In Tomsk Oblast, where Sotnikov worked, Deputy Governor Ivan Deyev told journalists on February 6 that 700 doctors had been deployed to the region since the Rural Doctor program began in 2012 and 20 percent of them did not complete their contracts.

"There are various reasons," Deyev said. "Some don't like the remoteness; some are not prepared for the conditions. We often get doctors from the European part of Russia who aren't used to temperatures around minus-40 Celsius."

Shuttered Facilities

In the town of Susuman in Magadan Oblast, the average age of doctors at Susuman District Hospital is about 75, the hospital's head doctor, Igor Samsonvich, told local media in January. Samsonovich said the main problem is that the Rural Doctor program has not been activated in the region, and young doctors are drawn to other areas instead by the promise of 1 million rubles.

Local residents, Samsonvich said, often travel 100 kilometers to the village of Yagodnoye -- or even further, to Magadan itself -- to see a doctor.

In Nizhny Novgorod Oblast, surgeon Yury Korovin, who works at a hospital in Okulovka, complained to the independent Alliance of Doctors trade union that Putin's orders to support local medicine are being ignored and, instead, facilities are being shuttered.

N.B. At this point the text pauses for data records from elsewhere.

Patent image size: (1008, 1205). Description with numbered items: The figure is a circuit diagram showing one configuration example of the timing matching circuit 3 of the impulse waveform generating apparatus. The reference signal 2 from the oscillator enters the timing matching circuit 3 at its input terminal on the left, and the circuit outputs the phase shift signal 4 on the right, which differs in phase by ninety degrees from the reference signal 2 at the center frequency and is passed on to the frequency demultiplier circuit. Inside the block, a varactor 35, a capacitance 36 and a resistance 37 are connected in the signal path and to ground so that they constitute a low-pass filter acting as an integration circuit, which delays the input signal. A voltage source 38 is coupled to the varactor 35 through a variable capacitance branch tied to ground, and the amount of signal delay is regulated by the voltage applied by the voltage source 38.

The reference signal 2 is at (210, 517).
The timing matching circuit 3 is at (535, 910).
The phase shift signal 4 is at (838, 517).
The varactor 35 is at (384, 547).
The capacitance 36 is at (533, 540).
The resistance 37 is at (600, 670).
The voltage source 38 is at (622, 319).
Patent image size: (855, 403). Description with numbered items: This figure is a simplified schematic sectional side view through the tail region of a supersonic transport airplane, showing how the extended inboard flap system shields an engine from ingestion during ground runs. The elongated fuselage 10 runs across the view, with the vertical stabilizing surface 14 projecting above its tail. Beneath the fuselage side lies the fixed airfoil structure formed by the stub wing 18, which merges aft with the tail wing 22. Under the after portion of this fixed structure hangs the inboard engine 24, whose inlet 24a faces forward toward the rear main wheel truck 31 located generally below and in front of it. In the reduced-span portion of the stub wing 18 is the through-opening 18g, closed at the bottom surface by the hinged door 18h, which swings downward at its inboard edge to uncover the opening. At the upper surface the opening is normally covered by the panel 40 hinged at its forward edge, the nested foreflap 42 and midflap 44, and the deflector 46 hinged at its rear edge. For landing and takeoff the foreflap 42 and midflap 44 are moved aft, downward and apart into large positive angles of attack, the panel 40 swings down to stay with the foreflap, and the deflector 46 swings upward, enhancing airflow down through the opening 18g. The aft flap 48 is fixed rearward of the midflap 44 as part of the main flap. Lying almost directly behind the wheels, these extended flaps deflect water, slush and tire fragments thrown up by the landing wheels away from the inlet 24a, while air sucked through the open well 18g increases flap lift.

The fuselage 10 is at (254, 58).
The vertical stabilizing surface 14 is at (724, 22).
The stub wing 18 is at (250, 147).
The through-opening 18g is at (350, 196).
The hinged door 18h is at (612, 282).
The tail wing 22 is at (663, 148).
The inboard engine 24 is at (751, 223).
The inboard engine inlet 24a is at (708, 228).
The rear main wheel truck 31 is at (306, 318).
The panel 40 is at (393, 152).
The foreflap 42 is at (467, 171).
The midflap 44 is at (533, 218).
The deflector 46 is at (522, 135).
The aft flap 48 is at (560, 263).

"We have two doctors who came to us and who were supposed to get 1 million rubles from the Rural Doctor program," Korovin said in an interview that was broadcast on the YouTube channel of opposition politician Aleksei Navalny. "But they haven't received anything."

"We have many cases where participants were not paid anything under the program," Alliance for Doctors Director Anastasia Vasilyeva told RFE/RL. "Bureaucrats are trying to squeeze the money, and so they find reasons."

Vasilyeva said she knew of a similar case in the far western Kaliningrad Oblast.

There, 39-year-old Marina Cheremisina is facing criminal embezzlement charges. Six years ago, she and her family moved from Omsk to the city of Bagrationovsk under the Rural Doctor program. She got her million rubles and used it to buy a plot of land where they planned to build a house. But in June 2017, two months after her fourth child was born, Federal Security Service (FSB) agents showed up at her door. According to prosecutors, Cheremisina defrauded the state by working the first two years of her Rural Doctor stint in Bagrationovsk, which is too large to qualify for the program.

Cheremisina explained that she was originally assigned to work at a village hospital in Dolgorukovo, about nine kilometers from Bagrationovsk. But that hospital was administratively part of the city hospital in Bagrationovsk, and after she had worked in Dolgorukovo for a few months the director of the hospital in Bagrationovsk ordered her to work temporarily for him because of a critical shortage of doctors. Local health officials knew about the assignment and signed off on her documents.

For the last two years of her Rural Doctor stint, she worked a hospital in the village of Nivenskoye, about 25 kilometers from Bagrationovsk. She received a commendation for excellent work and her Rural Doctor contract was extended to make up for the time that she had worked in the city. She was working under the terms of that extension when the FSB came calling.

Now the mother of four faces up to 12 years in prison if convicted on two counts of embezzlement. She is being asked to repay the 1 million rubles plus 790,000 rubles that she earned as salary during the period in question.

"I am 100-percent certain that in the case of this Kaliningrad doctor, the government is trying to get out of its obligations," Vasilyeva told RFE/RL. "I am ready to defend this doctor -- the situation is unprecedented."